Azid’s colony has more than 30 people who share two toilets. There are no bathrooms or running water. Everybody washes outside their houses made of corrugated thin sheets that look like they are about to fall apart.
In the same colony is Morzina Bano, who also received government handout, which she says will last her three weeks or so.
Eight months pregnant with her second child, Bano says that she is nervous and uncertain what to do.
“It is so stressful I am scared that the baby will come before time,” she says.
Her husband is in Barpeta, Assam. He left a month ago for some work. He was supposed to come back but could not make it before the announcement of the lockdown.
In the same colony lives 40-year-old Upbano, who is a ragpicker. A widow, she makes less than Rs 60 a day. She goes to work every morning to collect discarded water bottles, beer cans, and such. She has two children to look after.
She has stopped going out since 23 March.
“Since there was nothing at home, I tried to go out, but was chased by the police. I want the virus to go,” she says.
Aamir Hussain came to Arunachal in 1972. Originally from Cooch Behar, in West Bengal, he is a former state government employee. He was employed as a worker in the CPWD and the PWD, but was forced to discontinue work because of health issue. He along with his wife collects scrap and sells it to contractors. A kilo of plastic bottles fetch him Rs 10. Beer cans and pieces of iron are sold at Rs 12.
He is worried that his family will soon be left without food.
In another labourers’ colony in Itanagar, Aamir (name changed) says that he was chased by some young boys after the first case of Covid-19 positive was reported. An untrained plumber, he says that he has stopped going out, even though he gets calls for work.
“I am scared because some people say that Muslims brought the virus to Arunachal,” he says.
Aamir was born and brought up in Itanagar. “I have never faced discrimination before, but this time it’s different,” he says.
Will he leave Arunachal?
“I don’t know where I will go, but I am thinking what to do next. I have always lived here and people are kind. Some people give me more than the labour charge, so it’s not difficult to make a living here,” he says.
“I don’t want food from the government right now. But I want the government to give assurance that we will be treated like any other citizen, like before. One person from the community got the virus and not everybody should be treated as if they have the virus,” he says.
Aamir’s phone is filled with screenshots of hate messages directed at the community.
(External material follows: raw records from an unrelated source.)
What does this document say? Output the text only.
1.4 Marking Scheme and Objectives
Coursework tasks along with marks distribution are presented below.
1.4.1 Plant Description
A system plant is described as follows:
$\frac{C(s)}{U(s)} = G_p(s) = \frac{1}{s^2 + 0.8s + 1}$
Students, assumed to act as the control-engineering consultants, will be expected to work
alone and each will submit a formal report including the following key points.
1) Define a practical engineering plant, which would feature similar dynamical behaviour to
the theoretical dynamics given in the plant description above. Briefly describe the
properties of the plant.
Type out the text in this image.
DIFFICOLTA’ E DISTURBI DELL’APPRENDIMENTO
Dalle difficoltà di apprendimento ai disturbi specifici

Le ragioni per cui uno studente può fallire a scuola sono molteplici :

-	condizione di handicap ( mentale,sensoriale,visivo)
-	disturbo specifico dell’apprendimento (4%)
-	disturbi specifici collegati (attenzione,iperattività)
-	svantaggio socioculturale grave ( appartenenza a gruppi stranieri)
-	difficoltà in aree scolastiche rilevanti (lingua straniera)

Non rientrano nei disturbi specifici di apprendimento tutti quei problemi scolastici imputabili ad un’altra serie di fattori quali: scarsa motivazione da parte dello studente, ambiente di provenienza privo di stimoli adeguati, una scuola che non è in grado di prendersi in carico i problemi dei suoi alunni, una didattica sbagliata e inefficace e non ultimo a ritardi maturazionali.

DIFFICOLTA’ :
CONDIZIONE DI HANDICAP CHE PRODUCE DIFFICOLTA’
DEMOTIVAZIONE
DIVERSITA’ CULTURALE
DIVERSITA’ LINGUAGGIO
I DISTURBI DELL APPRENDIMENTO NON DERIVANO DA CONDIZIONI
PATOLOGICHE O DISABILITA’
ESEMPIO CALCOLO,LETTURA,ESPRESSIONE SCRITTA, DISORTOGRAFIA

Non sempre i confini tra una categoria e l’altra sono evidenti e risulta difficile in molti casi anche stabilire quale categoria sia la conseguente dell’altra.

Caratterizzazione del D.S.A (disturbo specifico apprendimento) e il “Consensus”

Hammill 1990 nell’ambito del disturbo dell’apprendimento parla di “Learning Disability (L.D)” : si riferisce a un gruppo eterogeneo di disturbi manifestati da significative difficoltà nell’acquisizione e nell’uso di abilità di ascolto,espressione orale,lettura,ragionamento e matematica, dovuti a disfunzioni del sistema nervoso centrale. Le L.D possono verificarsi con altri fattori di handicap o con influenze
The voice conversations in his friends’ WhatsApp groups are filled with fear and uncertainty. All of them are unregistered workers doing various odd jobs. Some of them work under contractors. Aamir says that the contractors have not been in touch with most of the workers.
Another worker with Aamir came to Itanagar from Laluk two years ago. He works under a contractor who gets him and 25 others construction jobs. He refuses to give the name or the number of the contractor. He says that the contractor called up just once to tell him that food would be provided by the government. He is yet to receive the food or hear from his employer.
“When the lockdown is over, I will go home,” he says.
The worker was called ‘corona’ by a government employee in uniform in Itanagar, when he was out buying daal.
“There may be less money, but I will not be discriminated against in my village because of my looks and religion,” he says.
“I am as scared of the virus as I am of discrimination.”